Le jour où il se met à fréquenter l’école des Blancs, Simon Vicaire prend vite conscience de sa différence. Adolescent, il se voit interdire de fréquenter Isabelle Bouchard, une jeune Blanche qui l’attire beaucoup au grand dam de Meaghan, son amie d’enfance, une Amérindienne comme lui.

Simon se met en tête de découvrir ce qui a bien pu se passer du temps de son grand-père, le vieux Billy, célèbre guide de la pêche au saumon, pour que les familles Vicaire et Bouchard éprouvent une telle haine l’une pour l’autre. Mais son destin bascule quand le corps de Meaghan est découvert se balançant au bout d’une corde.

(Tiré de la quatrième de couverture du livre.)

3 À propos du livre

Contenu

  • Deux personnages principaux, soit le jeune Simon Vicaire, autochtone fier de l’afficher, mûrissant sous l’œil admirateur et bienveillant d’un vieil homme au jugement éclairé, et son grand-père Billy.

« La bouche de Gordon s’est alors approchée de l’oreille de Simon :
– Isabelle n’est pas pour un Sauvage. Je te préviens. Leave her alone… ou tu auras affaire à moi.
Simon fulminait, mais il ne laissa rien paraître. […] Il se souvint des paroles de son grand-père.
« Ne laisse jamais un adversaire décider des actions que tu dois faire. Tu sais, Simon, le regard, les gestes, les mots ont beaucoup plus de poids que les coups. »
« Mais que voudrais-tu que je fasse? Je ne suis quand même pas pour rester éternellement les bras croisés, répondait Simon. Ils m’ont insulté. Ils nous ont tous insultés. Toi, moi, tous ceux de notre race. Rien que parce qu’on est différent. Il faudra bien que je me défende un jour… Que je nous défende.  » » (p. 26)
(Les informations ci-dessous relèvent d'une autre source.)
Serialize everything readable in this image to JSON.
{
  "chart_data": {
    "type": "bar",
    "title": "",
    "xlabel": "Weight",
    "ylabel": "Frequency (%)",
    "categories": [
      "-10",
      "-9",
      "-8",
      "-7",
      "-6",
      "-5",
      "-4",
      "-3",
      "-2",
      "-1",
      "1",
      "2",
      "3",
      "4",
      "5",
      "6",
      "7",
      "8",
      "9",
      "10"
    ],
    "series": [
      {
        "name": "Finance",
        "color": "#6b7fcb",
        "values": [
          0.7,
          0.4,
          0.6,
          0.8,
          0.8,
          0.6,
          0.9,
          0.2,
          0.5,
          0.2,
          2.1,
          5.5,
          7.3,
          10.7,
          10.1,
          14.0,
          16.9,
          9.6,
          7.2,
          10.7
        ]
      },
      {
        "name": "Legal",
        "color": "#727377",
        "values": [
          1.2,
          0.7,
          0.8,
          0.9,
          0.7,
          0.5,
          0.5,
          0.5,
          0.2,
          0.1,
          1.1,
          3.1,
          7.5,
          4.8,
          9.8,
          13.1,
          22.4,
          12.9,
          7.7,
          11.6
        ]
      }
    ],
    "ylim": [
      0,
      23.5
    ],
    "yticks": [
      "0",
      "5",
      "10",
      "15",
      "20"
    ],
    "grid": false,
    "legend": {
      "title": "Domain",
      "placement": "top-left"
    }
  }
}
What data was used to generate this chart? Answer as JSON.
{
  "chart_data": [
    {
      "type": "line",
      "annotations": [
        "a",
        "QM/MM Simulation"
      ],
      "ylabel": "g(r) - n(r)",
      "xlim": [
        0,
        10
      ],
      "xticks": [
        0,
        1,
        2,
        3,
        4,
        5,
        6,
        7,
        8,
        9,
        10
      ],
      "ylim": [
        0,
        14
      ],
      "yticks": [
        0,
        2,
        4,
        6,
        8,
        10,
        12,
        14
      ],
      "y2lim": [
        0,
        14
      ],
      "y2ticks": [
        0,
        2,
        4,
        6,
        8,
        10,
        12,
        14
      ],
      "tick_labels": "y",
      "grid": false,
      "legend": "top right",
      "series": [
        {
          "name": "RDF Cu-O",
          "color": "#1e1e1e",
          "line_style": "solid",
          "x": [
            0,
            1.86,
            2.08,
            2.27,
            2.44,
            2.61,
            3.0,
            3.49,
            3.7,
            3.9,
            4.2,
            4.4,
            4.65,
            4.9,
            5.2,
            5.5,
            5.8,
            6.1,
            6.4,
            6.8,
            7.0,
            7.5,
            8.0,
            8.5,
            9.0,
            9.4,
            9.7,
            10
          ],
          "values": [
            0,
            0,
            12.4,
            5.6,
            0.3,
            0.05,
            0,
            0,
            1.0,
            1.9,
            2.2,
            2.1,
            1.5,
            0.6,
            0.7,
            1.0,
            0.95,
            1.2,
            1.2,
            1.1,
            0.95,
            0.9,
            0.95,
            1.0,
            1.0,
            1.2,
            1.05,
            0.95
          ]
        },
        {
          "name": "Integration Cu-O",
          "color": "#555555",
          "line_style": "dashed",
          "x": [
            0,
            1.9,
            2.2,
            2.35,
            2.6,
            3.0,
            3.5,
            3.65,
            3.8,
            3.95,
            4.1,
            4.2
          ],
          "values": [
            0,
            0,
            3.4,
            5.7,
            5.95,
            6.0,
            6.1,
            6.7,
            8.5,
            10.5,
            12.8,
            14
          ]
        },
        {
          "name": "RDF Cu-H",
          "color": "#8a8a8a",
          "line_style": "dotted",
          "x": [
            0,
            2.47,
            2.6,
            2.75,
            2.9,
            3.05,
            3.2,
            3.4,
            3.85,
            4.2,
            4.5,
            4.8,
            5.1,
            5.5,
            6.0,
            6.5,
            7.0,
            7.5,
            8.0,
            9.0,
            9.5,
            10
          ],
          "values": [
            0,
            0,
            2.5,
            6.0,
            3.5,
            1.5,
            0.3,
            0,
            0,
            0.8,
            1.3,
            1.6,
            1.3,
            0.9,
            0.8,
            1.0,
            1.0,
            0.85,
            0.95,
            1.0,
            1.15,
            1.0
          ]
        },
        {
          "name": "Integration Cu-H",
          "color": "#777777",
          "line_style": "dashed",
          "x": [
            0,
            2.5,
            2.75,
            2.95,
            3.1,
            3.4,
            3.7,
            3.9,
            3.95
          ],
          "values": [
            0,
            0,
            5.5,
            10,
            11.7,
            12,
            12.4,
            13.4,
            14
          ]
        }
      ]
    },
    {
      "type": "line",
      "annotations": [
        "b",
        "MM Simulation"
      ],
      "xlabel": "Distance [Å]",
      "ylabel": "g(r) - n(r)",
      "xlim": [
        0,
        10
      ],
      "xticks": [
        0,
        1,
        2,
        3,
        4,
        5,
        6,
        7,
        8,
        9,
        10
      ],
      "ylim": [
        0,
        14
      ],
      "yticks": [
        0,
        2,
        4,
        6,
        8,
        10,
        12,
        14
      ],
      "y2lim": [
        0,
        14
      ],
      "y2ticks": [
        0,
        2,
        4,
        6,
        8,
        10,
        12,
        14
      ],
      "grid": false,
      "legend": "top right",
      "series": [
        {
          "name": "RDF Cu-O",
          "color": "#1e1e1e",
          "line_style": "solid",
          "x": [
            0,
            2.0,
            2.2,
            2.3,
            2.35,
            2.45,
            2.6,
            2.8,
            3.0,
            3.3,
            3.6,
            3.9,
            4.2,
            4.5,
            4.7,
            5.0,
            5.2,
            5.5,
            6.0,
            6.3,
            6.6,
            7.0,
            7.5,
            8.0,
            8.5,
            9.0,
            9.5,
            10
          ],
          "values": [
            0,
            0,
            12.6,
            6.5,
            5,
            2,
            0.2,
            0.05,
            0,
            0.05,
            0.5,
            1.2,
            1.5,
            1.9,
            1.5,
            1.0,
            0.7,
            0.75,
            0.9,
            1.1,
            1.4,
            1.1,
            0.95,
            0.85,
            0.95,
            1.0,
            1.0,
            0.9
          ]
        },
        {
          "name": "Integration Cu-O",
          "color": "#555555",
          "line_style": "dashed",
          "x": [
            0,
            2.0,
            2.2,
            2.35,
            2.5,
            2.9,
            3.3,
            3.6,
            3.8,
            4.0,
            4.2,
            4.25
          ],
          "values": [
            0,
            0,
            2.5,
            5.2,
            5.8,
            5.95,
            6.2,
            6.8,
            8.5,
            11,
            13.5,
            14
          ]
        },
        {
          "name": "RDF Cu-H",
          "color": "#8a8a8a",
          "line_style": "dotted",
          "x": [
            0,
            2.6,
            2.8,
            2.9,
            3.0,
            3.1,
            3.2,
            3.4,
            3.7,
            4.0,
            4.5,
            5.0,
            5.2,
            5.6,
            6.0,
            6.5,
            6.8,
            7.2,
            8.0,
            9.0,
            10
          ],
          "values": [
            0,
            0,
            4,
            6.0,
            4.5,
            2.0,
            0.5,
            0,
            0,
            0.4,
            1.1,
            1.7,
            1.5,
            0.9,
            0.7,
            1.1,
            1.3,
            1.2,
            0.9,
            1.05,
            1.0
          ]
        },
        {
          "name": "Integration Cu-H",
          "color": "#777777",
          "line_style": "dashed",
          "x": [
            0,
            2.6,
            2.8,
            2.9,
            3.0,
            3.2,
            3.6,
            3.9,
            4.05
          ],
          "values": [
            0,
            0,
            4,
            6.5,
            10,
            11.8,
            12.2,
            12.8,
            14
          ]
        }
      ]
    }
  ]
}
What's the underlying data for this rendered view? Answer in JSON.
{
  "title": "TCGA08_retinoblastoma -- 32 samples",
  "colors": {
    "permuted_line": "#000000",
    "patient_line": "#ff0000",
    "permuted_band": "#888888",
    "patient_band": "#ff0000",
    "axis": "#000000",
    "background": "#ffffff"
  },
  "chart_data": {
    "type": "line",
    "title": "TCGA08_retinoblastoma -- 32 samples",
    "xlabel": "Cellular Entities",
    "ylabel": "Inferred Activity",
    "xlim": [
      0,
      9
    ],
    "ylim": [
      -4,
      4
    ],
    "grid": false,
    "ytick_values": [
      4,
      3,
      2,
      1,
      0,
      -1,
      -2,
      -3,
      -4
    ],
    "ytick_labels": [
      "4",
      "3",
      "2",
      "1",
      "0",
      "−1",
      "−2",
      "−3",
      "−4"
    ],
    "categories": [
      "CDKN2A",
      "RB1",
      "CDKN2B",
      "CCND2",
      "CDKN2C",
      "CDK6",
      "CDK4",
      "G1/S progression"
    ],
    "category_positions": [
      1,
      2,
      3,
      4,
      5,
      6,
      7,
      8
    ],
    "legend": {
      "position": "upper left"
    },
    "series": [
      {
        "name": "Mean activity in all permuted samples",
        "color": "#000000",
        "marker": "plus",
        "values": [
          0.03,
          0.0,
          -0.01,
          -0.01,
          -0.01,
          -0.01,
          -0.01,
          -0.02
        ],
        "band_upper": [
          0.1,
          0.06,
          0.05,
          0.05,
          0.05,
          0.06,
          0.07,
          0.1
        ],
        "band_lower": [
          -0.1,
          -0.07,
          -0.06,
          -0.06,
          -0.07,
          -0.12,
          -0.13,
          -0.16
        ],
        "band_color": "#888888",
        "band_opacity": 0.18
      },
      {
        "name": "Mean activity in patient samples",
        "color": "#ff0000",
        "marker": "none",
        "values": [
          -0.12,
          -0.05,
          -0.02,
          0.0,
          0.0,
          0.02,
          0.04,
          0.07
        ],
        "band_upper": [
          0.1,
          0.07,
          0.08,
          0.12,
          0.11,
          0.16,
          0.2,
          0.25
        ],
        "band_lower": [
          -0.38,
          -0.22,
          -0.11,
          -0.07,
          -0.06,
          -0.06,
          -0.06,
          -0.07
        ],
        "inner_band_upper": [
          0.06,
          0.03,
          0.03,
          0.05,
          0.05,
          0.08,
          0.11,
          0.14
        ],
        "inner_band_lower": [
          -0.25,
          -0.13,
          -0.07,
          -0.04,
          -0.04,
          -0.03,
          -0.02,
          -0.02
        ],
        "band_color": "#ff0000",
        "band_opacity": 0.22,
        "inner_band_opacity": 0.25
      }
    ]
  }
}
« Dans la région, Billy Vicaire était considéré comme un vieux sage et tous le respectaient. Aux yeux de ses concitoyens, il était l’incarnation de l’Amérindien des temps modernes. À la fois fidèle aux traditions de ses ancêtres et, en même temps, les deux pieds bien ancrés dans son époque. D’un côté, piégeant encore la loutre et le lièvre; de l’autre, représentant toujours les intérêts de son peuple aux assemblées des Premières Nations ou encore aux commissions parlementaires traitant des Autochtones. » (p. 37)

  • Plusieurs personnages secondaires, dont Isabelle Bouchard, adolescente éprise de Simon, Jeremy Wilmot, enquêteur qui tente d’élucider la mort suspecte de Meaghan Barnaby, la première petite amie de Simon, et Anne, une journaliste en vacances à qui se confie Billy.

« Il y avait un moment déjà que Simon la fascinait. […]
De son côté, Isabelle le trouvait mystérieux. Intrigant, même. Assurément différent. Un des seuls garçons de l’école, d’ailleurs, à ne pas s’extasier béatement devant la blondeur naturelle de sa chevelure, devant son regard azur et sa silhouette filiforme. » (p. 24-25)

« « Jeremy Wilmot, qu’il s’est présenté. Enquêteur-détective indépendant. »
[…] c’est à lui que Jim Barnaby confia toute son histoire. Ne regardant pas à la dépense, il le mandata de chercher des preuves qui feraient justice à une jeune fille autochtone dont la mort semblait laisser indifférente la planète entière. » (p. 108)

« Un spasme de douleur secoua le corps de Billy. Ces souvenirs le torturaient. Lui, Billy Vicaire, ses jumeaux Rebecca et Lester, et maintenant son petit-fils Simon.
Un cercle vicieux qui n’en finissait plus. Une génération après l’autre, tous piégés par les Bouchard. ²C’est à croire que quelqu’un leur avait jeté un sort², me fis-je la réflexion.
– Anne, me siffla soudainement le vieil Indien, en m’agrippant le bras dans un dernier sursaut. Il faudra le dire à Simon. Il faut le dire à Simon. Tout lui raconter et surtout lui dire de ne pas faire comme moi… S’il l’aime, sa Bouchard, il devra la retrouver. » (p. 156)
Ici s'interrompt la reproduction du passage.